Some colleges are turning to digital marketplaces as their primary textbook providers, shifting the purpose of the campus bookstore.
This summer, Stony Brook University (SBU) announced a partnership with Amazon that allows students to purchase textbooks through a special SBU Amazon page and have books delivered to campus. Students will eventually be able to order books to an Amazon area for delivery and pick them up from storage lockers. SBU's campus store now carries items such as university-branded apparel and school supplies.
Other institutions, including Queens College, Purdue University, and the University of Massachusetts Amherst have nixed their brick-and-mortar campus bookstores. And some colleges use Amazon as an ancillary course materials provider, says Ripley MacDonald, director of Amazon Student Programs.

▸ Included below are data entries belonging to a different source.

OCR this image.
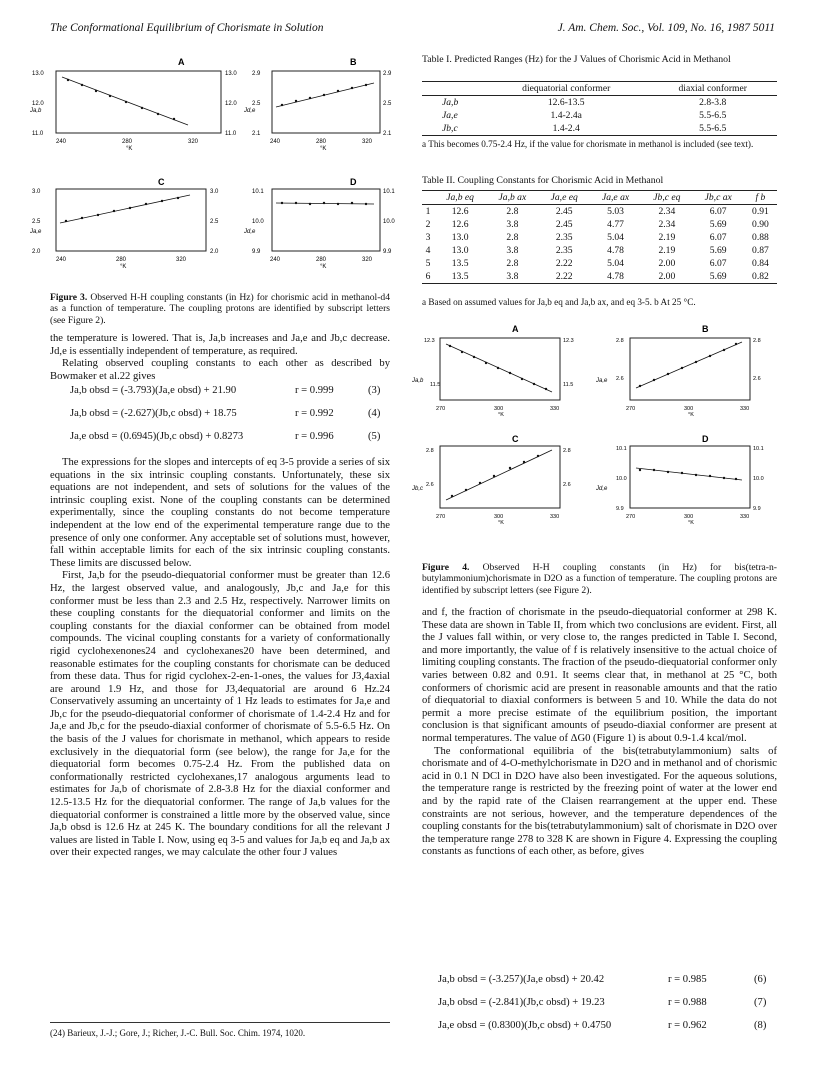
The Conformational Equilibrium of Chorismate in Solution	J. Am. Chem. Soc., Vol. 109, No. 16, 1987 5011
A
13.0
12.0
11.0
13.0
12.0
11.0
Ja,b
240	280	320
°K
B
2.9
2.5
2.1
2.9
2.5
2.1
Jd,e
240	280	320
°K
C
3.0
2.5
2.0
3.0
2.5
2.0
Ja,e
240	280	320
°K
D
10.1
10.0
9.9
10.1
10.0
9.9
Jd,e
240	280	320
°K
Figure 3. Observed H-H coupling constants (in Hz) for chorismic acid in methanol-d4 as a function of temperature. The coupling protons are identified by subscript letters (see Figure 2).

the temperature is lowered. That is, Ja,b increases and Ja,e and Jb,c decrease. Jd,e is essentially independent of temperature, as required.

Relating observed coupling constants to each other as described by Bowmaker et al.22 gives

Ja,b obsd = (-3.793)(Ja,e obsd) + 21.90	r = 0.999	(3)
Ja,b obsd = (-2.627)(Jb,c obsd) + 18.75	r = 0.992	(4)
Ja,e obsd = (0.6945)(Jb,c obsd) + 0.8273	r = 0.996	(5)

The expressions for the slopes and intercepts of eq 3-5 provide a series of six equations in the six intrinsic coupling constants. Unfortunately, these six equations are not independent, and sets of solutions for the values of the intrinsic coupling exist. None of the coupling constants can be determined experimentally, since the coupling constants do not become temperature independent at the low end of the experimental temperature range due to the presence of only one conformer. Any acceptable set of solutions must, however, fall within acceptable limits for each of the six intrinsic coupling constants. These limits are discussed below.

First, Ja,b for the pseudo-diequatorial conformer must be greater than 12.6 Hz, the largest observed value, and analogously, Jb,c and Ja,e for this conformer must be less than 2.3 and 2.5 Hz, respectively. Narrower limits on these coupling constants for the diequatorial conformer and limits on the coupling constants for the diaxial conformer can be obtained from model compounds. The vicinal coupling constants for a variety of conformationally rigid cyclohexenones24 and cyclohexanes20 have been determined, and reasonable estimates for the coupling constants for chorismate can be deduced from these data. Thus for rigid cyclohex-2-en-1-ones, the values for J3,4axial are around 1.9 Hz, and those for J3,4equatorial are around 6 Hz.24 Conservatively assuming an uncertainty of 1 Hz leads to estimates for Ja,e and Jb,c for the pseudo-diequatorial conformer of chorismate of 1.4-2.4 Hz and for Ja,e and Jb,c for the pseudo-diaxial conformer of chorismate of 5.5-6.5 Hz. On the basis of the J values for chorismate in methanol, which appears to reside exclusively in the diequatorial form (see below), the range for Ja,e for the diequatorial form becomes 0.75-2.4 Hz. From the published data on conformationally restricted cyclohexanes,17 analogous arguments lead to estimates for Ja,b of chorismate of 2.8-3.8 Hz for the diaxial conformer and 12.5-13.5 Hz for the diequatorial conformer. The range of Ja,b values for the diequatorial conformer is constrained a little more by the observed value, since Ja,b obsd is 12.6 Hz at 245 K. The boundary conditions for all the relevant J values are listed in Table I. Now, using eq 3-5 and values for Ja,b eq and Ja,b ax over their expected ranges, we may calculate the other four J values

(24) Barieux, J.-J.; Gore, J.; Richer, J.-C. Bull. Soc. Chim. 1974, 1020.
Table I. Predicted Ranges (Hz) for the J Values of Chorismic Acid in Methanol
	diequatorial conformer	diaxial conformer
Ja,b	12.6-13.5	2.8-3.8
Ja,e	1.4-2.4a	5.5-6.5
Jb,c	1.4-2.4	5.5-6.5
a This becomes 0.75-2.4 Hz, if the value for chorismate in methanol is included (see text).
Table II. Coupling Constants for Chorismic Acid in Methanol
	Ja,b eq	Ja,b ax	Ja,e eq	Ja,e ax	Jb,c eq	Jb,c ax	f b
1	12.6	2.8	2.45	5.03	2.34	6.07	0.91
2	12.6	3.8	2.45	4.77	2.34	5.69	0.90
3	13.0	2.8	2.35	5.04	2.19	6.07	0.88
4	13.0	3.8	2.35	4.78	2.19	5.69	0.87
5	13.5	2.8	2.22	5.04	2.00	6.07	0.84
6	13.5	3.8	2.22	4.78	2.00	5.69	0.82
a Based on assumed values for Ja,b eq and Ja,b ax, and eq 3-5. b At 25 °C.
A
12.3
11.5
12.3
11.5
Ja,b
270	300	330
°K
B
2.8
2.6
2.8
2.6
Ja,e
270	300	330
°K
C
2.8
2.6
2.8
2.6
Jb,c
270	300	330
°K
D
10.1
10.0
9.9
10.1
10.0
9.9
Jd,e
270	300	330
°K
Figure 4. Observed H-H coupling constants (in Hz) for bis(tetra-n-butylammonium)chorismate in D2O as a function of temperature. The coupling protons are identified by subscript letters (see Figure 2).

and f, the fraction of chorismate in the pseudo-diequatorial conformer at 298 K. These data are shown in Table II, from which two conclusions are evident. First, all the J values fall within, or very close to, the ranges predicted in Table I. Second, and more importantly, the value of f is relatively insensitive to the actual choice of limiting coupling constants. The fraction of the pseudo-diequatorial conformer only varies between 0.82 and 0.91. It seems clear that, in methanol at 25 °C, both conformers of chorismic acid are present in reasonable amounts and that the ratio of diequatorial to diaxial conformers is between 5 and 10. While the data do not permit a more precise estimate of the equilibrium position, the important conclusion is that significant amounts of pseudo-diaxial conformer are present at normal temperatures. The value of ΔG0 (Figure 1) is about 0.9-1.4 kcal/mol.

The conformational equilibria of the bis(tetrabutylammonium) salts of chorismate and of 4-O-methylchorismate in D2O and in methanol and of chorismic acid in 0.1 N DCl in D2O have also been investigated. For the aqueous solutions, the temperature range is restricted by the freezing point of water at the lower end and by the rapid rate of the Claisen rearrangement at the upper end. These constraints are not serious, however, and the temperature dependences of the coupling constants for the bis(tetrabutylammonium) salt of chorismate in D2O over the temperature range 278 to 328 K are shown in Figure 4. Expressing the coupling constants as functions of each other, as before, gives

Ja,b obsd = (-3.257)(Ja,e obsd) + 20.42	r = 0.985	(6)
Ja,b obsd = (-2.841)(Jb,c obsd) + 19.23	r = 0.988	(7)
Ja,e obsd = (0.8300)(Jb,c obsd) + 0.4750	r = 0.962	(8)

Peter Baigent, vice president for student affairs at SBU, says the university partnered with Amazon to offer students more affordable options. But the collaboration benefits institutions as well, with colleges that partner with Amazon earning a percentage of the sales that take place on the website.
Bob Walton, chief executive of the National Association of College Stores, notes that some problems can arise with remote suppliers, such as incorrect orders as complications with reimbursement and book buyback systems.
However, Walton says, textbooks are not the main selling point for campus bookstores, and the focus has been shifting toward other uses for the facilities.
"If anything's in danger, I would say... [it is] that textbooks are going to go away," he says. "The store continues to serve a number of functions that people just don't recognize."
Writing for Education Dive, Jarrett Carter notes that the trend toward online booksellers could be extended to other types of partnerships. For example, major corporations could operate their own kiosks on campus or provide services directly.
"In an era where campuses are looking at all ways to monetize campus operations, this may be the next wave of revenue bearing enterprise for higher education," he writes (Dollinger, New York Times, 9/16; Carter, Education Dive, 9/16).